Congratulations on completing this deep dive into self-hosting Jellyfin! We've journeyed from the foundational concepts of media servers and Jellyfin's open-source philosophy to the practical steps of installation using the robust Docker method. We explored essential configurations, library management, and the critical aspects of user management and parental controls.

Moving into the intermediate territory, we demystified the often-complex topic of transcoding, highlighting the differences between software and hardware acceleration, and laid the groundwork for secure remote access by discussing networking principles and the various methods available, emphasizing the advantages of using a reverse proxy.

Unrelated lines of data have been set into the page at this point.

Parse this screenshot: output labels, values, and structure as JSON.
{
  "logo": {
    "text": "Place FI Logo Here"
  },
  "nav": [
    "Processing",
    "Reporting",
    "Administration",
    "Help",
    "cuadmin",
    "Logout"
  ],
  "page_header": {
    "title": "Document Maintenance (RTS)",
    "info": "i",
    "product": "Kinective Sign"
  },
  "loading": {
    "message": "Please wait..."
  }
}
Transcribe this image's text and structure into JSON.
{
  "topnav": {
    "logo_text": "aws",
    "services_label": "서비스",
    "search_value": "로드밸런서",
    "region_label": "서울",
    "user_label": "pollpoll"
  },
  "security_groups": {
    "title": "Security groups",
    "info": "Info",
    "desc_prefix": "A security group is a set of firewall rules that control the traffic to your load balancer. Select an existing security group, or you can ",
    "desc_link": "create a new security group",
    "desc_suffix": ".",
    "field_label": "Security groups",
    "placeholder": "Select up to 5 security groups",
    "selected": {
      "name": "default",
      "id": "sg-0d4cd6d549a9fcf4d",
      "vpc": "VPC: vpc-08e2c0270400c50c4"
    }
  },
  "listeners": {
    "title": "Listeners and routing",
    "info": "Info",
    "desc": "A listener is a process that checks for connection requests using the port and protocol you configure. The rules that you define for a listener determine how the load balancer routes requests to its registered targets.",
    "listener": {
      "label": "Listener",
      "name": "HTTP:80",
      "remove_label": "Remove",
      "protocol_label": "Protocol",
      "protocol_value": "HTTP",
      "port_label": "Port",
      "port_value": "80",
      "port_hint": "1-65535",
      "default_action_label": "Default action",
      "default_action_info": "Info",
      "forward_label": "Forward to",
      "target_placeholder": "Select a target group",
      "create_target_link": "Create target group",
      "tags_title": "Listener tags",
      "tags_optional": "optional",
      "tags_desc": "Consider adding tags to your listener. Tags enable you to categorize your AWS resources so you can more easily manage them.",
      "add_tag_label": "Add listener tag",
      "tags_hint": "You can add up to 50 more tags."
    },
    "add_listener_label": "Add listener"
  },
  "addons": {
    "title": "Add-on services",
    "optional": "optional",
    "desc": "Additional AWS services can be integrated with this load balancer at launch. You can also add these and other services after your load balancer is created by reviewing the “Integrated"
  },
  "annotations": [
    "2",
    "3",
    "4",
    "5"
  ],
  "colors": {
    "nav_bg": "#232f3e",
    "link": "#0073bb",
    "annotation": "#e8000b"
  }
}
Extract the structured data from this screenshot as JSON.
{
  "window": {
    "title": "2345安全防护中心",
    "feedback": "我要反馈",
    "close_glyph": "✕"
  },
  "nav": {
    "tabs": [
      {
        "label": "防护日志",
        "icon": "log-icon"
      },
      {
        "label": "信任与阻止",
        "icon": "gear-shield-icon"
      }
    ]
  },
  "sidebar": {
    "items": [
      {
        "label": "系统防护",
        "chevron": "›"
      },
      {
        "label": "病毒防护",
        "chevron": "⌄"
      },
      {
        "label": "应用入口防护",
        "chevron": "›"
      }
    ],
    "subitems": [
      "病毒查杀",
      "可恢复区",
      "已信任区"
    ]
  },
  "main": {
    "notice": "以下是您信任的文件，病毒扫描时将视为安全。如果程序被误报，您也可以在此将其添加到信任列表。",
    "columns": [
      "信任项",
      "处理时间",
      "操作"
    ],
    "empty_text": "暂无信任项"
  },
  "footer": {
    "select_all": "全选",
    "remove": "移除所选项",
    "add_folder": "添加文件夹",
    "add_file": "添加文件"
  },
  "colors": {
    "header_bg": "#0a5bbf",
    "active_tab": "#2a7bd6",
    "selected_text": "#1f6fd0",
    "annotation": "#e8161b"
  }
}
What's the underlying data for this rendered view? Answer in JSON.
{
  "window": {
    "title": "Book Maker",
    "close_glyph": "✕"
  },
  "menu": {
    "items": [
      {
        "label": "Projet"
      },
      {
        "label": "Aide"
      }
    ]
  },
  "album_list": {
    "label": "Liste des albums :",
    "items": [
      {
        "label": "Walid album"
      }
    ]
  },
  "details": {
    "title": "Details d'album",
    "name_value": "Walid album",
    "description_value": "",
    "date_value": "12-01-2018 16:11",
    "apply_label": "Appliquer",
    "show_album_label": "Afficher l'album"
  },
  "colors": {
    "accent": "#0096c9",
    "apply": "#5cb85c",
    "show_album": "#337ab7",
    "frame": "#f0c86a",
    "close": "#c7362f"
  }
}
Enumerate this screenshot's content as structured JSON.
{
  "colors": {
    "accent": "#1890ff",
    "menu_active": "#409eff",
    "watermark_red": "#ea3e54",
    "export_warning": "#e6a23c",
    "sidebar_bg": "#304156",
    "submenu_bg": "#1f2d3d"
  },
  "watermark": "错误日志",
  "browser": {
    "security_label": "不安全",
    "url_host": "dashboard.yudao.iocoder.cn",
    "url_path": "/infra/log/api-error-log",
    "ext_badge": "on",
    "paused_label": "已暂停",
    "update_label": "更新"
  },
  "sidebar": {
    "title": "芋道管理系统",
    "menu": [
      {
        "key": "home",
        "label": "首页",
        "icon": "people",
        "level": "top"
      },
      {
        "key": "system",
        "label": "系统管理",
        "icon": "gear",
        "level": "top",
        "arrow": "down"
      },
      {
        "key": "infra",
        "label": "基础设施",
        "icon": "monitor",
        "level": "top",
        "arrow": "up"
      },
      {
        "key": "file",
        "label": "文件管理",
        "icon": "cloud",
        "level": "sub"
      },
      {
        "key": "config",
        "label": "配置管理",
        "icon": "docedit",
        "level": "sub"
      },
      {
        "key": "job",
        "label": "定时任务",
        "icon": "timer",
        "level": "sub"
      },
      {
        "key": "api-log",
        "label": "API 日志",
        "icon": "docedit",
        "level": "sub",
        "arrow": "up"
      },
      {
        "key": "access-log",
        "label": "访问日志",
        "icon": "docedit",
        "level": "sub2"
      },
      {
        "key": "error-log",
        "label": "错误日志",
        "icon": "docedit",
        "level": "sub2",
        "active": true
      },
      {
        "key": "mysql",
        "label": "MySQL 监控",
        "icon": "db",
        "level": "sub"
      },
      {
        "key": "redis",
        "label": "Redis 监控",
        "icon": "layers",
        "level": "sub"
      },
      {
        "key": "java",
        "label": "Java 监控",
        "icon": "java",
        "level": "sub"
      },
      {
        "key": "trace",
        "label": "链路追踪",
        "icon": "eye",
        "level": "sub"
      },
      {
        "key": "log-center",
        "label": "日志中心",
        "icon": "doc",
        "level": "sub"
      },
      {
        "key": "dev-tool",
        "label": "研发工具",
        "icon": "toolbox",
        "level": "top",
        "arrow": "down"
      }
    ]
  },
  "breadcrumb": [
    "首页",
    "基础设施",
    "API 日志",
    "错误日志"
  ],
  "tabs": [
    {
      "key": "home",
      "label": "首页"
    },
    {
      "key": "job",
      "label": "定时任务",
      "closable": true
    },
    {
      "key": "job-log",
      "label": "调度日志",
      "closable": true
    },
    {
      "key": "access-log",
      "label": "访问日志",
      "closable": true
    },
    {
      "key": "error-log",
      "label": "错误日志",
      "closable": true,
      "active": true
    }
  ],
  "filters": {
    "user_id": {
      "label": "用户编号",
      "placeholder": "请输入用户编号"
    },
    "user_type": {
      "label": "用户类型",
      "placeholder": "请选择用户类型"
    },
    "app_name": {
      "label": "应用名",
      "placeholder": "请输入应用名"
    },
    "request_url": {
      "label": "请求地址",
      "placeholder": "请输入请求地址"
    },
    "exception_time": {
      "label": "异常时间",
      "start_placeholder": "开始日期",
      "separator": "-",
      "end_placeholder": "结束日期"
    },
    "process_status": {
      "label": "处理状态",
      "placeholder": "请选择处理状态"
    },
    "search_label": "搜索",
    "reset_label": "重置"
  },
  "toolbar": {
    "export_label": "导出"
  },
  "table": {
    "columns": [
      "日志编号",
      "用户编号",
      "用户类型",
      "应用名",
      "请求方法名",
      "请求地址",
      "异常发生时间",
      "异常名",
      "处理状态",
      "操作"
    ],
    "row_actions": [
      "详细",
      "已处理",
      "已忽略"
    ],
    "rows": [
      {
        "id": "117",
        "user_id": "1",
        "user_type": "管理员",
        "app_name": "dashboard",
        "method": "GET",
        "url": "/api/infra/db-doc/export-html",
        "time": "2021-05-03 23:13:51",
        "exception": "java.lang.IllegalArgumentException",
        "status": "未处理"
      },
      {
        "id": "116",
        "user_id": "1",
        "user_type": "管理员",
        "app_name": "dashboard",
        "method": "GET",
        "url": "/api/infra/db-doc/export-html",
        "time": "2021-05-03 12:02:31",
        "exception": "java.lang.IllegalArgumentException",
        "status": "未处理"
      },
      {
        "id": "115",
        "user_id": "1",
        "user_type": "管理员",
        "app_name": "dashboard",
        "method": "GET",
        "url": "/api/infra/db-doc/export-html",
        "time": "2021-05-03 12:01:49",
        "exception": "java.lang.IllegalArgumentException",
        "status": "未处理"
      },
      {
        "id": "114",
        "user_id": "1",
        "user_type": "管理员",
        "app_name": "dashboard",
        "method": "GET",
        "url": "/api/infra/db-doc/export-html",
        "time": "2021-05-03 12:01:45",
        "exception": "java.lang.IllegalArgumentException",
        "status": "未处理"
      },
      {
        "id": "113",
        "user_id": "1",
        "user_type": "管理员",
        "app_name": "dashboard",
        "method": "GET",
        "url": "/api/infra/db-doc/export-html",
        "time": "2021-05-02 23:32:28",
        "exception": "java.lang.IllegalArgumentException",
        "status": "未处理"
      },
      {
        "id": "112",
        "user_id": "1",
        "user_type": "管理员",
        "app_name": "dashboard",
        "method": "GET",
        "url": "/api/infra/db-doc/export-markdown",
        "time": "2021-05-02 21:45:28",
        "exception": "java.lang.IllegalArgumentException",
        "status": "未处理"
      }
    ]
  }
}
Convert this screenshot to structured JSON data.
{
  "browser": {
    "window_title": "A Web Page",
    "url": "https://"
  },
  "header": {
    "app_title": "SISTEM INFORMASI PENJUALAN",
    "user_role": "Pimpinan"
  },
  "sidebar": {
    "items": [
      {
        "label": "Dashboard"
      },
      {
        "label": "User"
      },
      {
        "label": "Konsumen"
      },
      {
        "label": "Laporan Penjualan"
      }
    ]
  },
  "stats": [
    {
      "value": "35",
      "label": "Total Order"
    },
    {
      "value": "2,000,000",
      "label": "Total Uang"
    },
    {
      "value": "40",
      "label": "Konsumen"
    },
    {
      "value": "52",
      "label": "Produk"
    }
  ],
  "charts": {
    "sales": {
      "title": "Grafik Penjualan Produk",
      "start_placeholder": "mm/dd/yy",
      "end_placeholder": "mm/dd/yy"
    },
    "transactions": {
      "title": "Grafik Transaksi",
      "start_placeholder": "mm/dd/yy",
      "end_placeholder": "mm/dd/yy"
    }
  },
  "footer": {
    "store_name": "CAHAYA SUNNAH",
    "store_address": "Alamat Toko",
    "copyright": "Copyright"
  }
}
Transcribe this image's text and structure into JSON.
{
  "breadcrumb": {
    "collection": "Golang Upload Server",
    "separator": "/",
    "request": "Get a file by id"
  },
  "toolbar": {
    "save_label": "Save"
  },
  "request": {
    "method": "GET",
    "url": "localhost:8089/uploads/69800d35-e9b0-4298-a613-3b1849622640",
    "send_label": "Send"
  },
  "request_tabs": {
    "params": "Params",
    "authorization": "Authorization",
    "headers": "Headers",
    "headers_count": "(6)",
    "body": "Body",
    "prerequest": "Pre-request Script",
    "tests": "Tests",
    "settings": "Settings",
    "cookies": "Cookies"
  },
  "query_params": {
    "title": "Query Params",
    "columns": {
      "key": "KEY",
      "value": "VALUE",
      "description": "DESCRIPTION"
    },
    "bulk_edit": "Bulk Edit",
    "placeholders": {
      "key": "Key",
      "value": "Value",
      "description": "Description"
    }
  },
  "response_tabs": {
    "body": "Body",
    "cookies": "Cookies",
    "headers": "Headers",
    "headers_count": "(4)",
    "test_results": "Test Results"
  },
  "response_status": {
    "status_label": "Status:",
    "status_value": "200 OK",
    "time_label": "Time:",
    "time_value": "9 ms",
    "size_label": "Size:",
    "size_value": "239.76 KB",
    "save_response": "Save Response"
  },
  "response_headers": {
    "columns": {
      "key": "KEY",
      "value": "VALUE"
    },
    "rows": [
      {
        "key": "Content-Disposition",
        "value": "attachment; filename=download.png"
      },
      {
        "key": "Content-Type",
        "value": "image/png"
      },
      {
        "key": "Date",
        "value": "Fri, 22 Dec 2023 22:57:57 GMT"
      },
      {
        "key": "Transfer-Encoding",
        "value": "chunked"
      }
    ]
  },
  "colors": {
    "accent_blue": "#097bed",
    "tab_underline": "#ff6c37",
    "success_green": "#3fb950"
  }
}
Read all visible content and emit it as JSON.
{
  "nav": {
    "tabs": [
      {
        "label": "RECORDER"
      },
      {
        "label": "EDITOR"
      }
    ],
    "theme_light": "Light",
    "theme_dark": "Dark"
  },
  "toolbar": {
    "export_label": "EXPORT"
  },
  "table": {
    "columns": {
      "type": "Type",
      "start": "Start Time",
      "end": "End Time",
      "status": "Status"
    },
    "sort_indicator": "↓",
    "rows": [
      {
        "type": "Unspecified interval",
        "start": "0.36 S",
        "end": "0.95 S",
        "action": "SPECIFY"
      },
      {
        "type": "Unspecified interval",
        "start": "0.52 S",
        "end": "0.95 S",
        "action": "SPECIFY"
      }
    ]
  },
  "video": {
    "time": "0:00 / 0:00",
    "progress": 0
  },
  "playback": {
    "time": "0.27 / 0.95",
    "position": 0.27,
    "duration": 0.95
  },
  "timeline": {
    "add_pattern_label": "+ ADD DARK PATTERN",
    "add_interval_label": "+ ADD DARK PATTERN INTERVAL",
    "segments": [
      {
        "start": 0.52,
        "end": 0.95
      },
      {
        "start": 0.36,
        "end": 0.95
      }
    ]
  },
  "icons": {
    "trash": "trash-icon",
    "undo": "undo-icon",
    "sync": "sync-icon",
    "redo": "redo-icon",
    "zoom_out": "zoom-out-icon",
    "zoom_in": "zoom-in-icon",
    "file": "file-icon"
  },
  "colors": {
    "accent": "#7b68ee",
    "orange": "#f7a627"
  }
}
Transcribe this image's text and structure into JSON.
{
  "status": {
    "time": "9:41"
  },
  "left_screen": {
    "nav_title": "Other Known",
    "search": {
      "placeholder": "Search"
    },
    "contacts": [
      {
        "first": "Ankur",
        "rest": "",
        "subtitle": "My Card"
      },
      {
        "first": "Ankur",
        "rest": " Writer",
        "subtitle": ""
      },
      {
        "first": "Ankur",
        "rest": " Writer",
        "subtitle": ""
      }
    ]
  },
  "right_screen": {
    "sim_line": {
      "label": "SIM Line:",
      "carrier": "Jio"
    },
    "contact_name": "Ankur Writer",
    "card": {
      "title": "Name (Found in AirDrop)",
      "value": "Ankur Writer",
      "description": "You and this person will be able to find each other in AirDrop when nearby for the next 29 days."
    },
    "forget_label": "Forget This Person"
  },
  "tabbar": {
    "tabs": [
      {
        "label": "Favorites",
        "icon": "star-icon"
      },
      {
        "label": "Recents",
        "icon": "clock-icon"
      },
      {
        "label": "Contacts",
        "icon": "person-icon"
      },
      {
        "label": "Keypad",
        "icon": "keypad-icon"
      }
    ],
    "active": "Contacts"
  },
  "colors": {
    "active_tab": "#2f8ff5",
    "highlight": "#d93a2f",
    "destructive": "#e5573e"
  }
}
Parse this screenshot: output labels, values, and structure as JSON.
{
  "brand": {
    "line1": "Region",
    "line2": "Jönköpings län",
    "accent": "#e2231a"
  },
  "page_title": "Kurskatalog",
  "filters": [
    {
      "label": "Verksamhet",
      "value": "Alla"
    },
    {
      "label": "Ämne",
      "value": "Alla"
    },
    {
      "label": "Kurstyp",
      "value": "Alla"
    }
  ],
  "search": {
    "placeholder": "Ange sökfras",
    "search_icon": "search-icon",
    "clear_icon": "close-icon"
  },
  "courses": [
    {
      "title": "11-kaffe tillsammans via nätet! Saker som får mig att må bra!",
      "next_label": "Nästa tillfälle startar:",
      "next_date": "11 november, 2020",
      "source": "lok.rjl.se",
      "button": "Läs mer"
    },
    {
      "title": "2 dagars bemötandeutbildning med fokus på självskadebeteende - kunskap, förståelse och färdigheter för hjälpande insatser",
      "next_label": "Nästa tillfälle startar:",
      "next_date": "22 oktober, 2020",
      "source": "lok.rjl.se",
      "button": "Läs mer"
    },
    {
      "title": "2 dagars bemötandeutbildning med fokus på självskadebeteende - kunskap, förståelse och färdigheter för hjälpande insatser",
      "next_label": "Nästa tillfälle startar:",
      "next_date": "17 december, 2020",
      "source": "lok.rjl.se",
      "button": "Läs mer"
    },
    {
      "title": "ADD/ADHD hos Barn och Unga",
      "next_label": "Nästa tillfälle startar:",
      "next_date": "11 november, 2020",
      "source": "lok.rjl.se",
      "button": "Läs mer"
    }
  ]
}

Finally, in the advanced section, we tackled sophisticated configurations head-on. You learned how to implement secure, encrypted remote access using Nginx Proxy Manager and Let's Encrypt HTTPS certificates. We delved into the specifics of enabling hardware-accelerated transcoding within Docker for significantly improved performance, focusing on Intel QSV via VAAPI as a practical example. We explored the versatility of Jellyfin's plugin system, enhancing functionality with tools like subtitle downloaders, and concluded with the vital practices of creating reliable backups and performing routine maintenance to ensure the long-term health and stability of your server.

By following the detailed explanations and engaging with the hands-on workshops, you should now possess not only a functional Jellyfin media server but also a solid understanding of the technologies and best practices involved in self-hosting such a service. The power of Jellyfin lies in its freedom, flexibility, and the control it gives you over your own media.

This guide provides a strong foundation, but the world of self-hosting is vast and ever-evolving. Don't hesitate to explore further: consult the official Jellyfin documentation, engage with the vibrant community forums and subreddits, experiment with different plugins, and perhaps even contribute back to the open-source project. Continue learning, stay curious, and enjoy the unparalleled experience of your personally curated, self-hosted media library!